As dismayed as they may be at Turkey’s post-coup crackdown, EU leaders meeting in Brussels on Thursday will avoid any harsh criticism of Ankara, whose help they badly need in keeping a lid on migration into Europe.
Ankara’s dismissal and detention of tens of thousands of people over their alleged links to the failed July coup has cast a long shadow on its accession talks with the EU.
But after initial criticism from Brussels, the bloc is now carefully hedging its bets to avoid upsetting Turkey too much, mindful that a March deal with Ankara cut to a trickle last year’s mass influx of people through Greece to Europe.
“We are in a different state of play from a year ago – then we couldn’t call a spade a spade, Germany was panicking over migration,” a senior EU official said.
“But now the Turks are implementing the migration deal. It is not all bleak. They are doing a better job than before. That will be highlighted in a positive way.”
For its help on migration, the bloc promised Ankara more money for hosting Syrian refugees, quicker EU accession talks and visa-free travel.
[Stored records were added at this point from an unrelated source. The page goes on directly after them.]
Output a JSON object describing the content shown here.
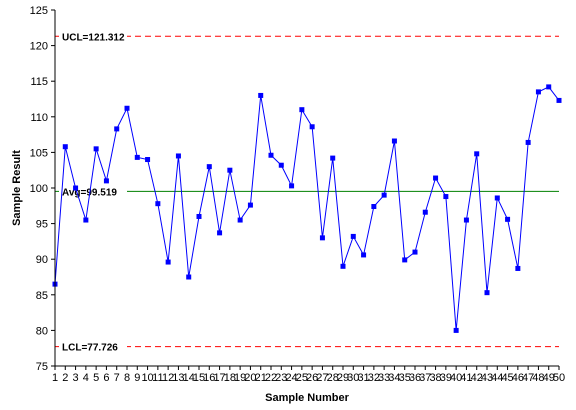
{
  "chart_data": {
    "type": "line",
    "title": "",
    "xlabel": "Sample Number",
    "ylabel": "Sample Result",
    "xlim": [
      1,
      50
    ],
    "ylim": [
      75,
      125
    ],
    "y_ticks": [
      75,
      80,
      85,
      90,
      95,
      100,
      105,
      110,
      115,
      120,
      125
    ],
    "x_ticks": [
      1,
      2,
      3,
      4,
      5,
      6,
      7,
      8,
      9,
      10,
      11,
      12,
      13,
      14,
      15,
      16,
      17,
      18,
      19,
      20,
      21,
      22,
      23,
      24,
      25,
      26,
      27,
      28,
      29,
      30,
      31,
      32,
      33,
      34,
      35,
      36,
      37,
      38,
      39,
      40,
      41,
      42,
      43,
      44,
      45,
      46,
      47,
      48,
      49,
      50
    ],
    "grid": false,
    "series": [
      {
        "x": [
          1,
          2,
          3,
          4,
          5,
          6,
          7,
          8,
          9,
          10,
          11,
          12,
          13,
          14,
          15,
          16,
          17,
          18,
          19,
          20,
          21,
          22,
          23,
          24,
          25,
          26,
          27,
          28,
          29,
          30,
          31,
          32,
          33,
          34,
          35,
          36,
          37,
          38,
          39,
          40,
          41,
          42,
          43,
          44,
          45,
          46,
          47,
          48,
          49,
          50
        ],
        "values": [
          86.5,
          105.8,
          100.0,
          95.5,
          105.5,
          101.0,
          108.3,
          111.2,
          104.3,
          104.0,
          97.8,
          89.6,
          104.5,
          87.5,
          96.0,
          103.0,
          93.7,
          102.5,
          95.5,
          97.6,
          113.0,
          104.6,
          103.2,
          100.3,
          111.0,
          108.6,
          93.0,
          104.2,
          89.0,
          93.2,
          90.6,
          97.4,
          99.0,
          106.6,
          89.9,
          91.0,
          96.6,
          101.4,
          98.8,
          80.0,
          95.5,
          104.8,
          85.3,
          98.6,
          95.6,
          88.7,
          106.4,
          113.5,
          114.2,
          112.3
        ],
        "color": "#0000ff"
      }
    ],
    "reference_lines": [
      {
        "label": "UCL=121.312",
        "value": 121.312,
        "color": "#ff0000",
        "style": "dashed"
      },
      {
        "label": "Avg=99.519",
        "value": 99.519,
        "color": "#008000",
        "style": "solid"
      },
      {
        "label": "LCL=77.726",
        "value": 77.726,
        "color": "#ff0000",
        "style": "dashed"
      }
    ]
  }
}
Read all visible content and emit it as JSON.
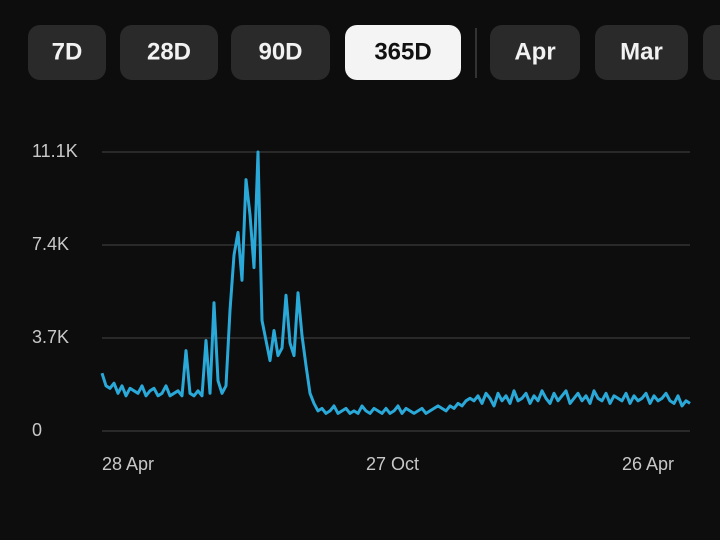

EU leaders, who will also push new efforts to curb migration from Africa, will call at a Brussels summit later on Thursday for “further implementation” and “progress on the full range of commitments” under their deal with Turkey, according to their draft joint statement seen by Reuters.
But behind the nuanced wording – showing the EU’s political will to keep the migration deal alive – lie real difficulties.
Detailed talks with Ankara have stalled after the botched coup, with EU diplomats and officials also saying technical cooperation has been hindered because so many Turkish officials have been purged from jobs in which they worked with EU staff.
Turkey has also fired hundreds of senior military staff serving at NATO in Europe, though Ankara rejects talk that the mass dismissals weaken its state institutions.
ACCESSION TALKS
Both sides seem to have dug their heels on a key EU requirement that Ankara changes its counter-terrorism laws, which the bloc says are applied too broadly to persecute journalists and academics critical of President Tayyip Erdogan.
EU leaders are also reluctant to advance Turkey’s accession talks as they face an increased euroscepticism, anti-migrant sentiment and unease about Islam in their countries.
National elections due in March in the Netherlands, in April in France and after the summer break in Germany only make the case politically more sensitive.
Another problem in upholding the dialogue with Turkey hold is the unresolved division of Cyprus, which has long blocked Ankara’s EU aspirations over the decades-old conflict. The rival sides hope for a peace deal soon but chances for any major leap on Turkey’s path towards the EU remain dim without that.
While Brussels says Turkey has met most criteria at least for the visa liberalisation, if not for EU membership itself, Cyprus says that is the case only on paper and accuses Ankara of not cooperating with it in certain areas.
The EU’s next report on Turkey, due on Nov. 9, will hence be a long enumeration of factual developments that followed the coup, EU officials said, an acknowledgement that the bloc is caught between a rock and a hard place in its ties with Ankara.
“The Turks will be furious about it but as long as their domestic political situation remains what it is now, there is just so much we can do,” said one EU official. Others say that while Turkey has been vocal in its criticism of the EU in public, cooperation behind the scenes has been businesslike.
Ankara, on its side, says the EU has been too slow in disbursing the promised aid. Many Turks were incensed by what they saw as Europe’s misjudged reaction to the attempted military putsch that killed more than 240 people.
Turkey’s EU minister told Reuters on Tuesday Ankara would stop readmitting illegal migrants from Europe if the bloc fails to ease visa requirements by the end of the year.
And in trying to square this circle, the EU is indeed looking at progress on visas to keep Turkey’s attention.
“Now is not the time for decisions on Turkey because of what happened in July. But it would be politically good to have the visa decision around December. The closer we get to elections, the harder it will be,” said another senior EU diplomat.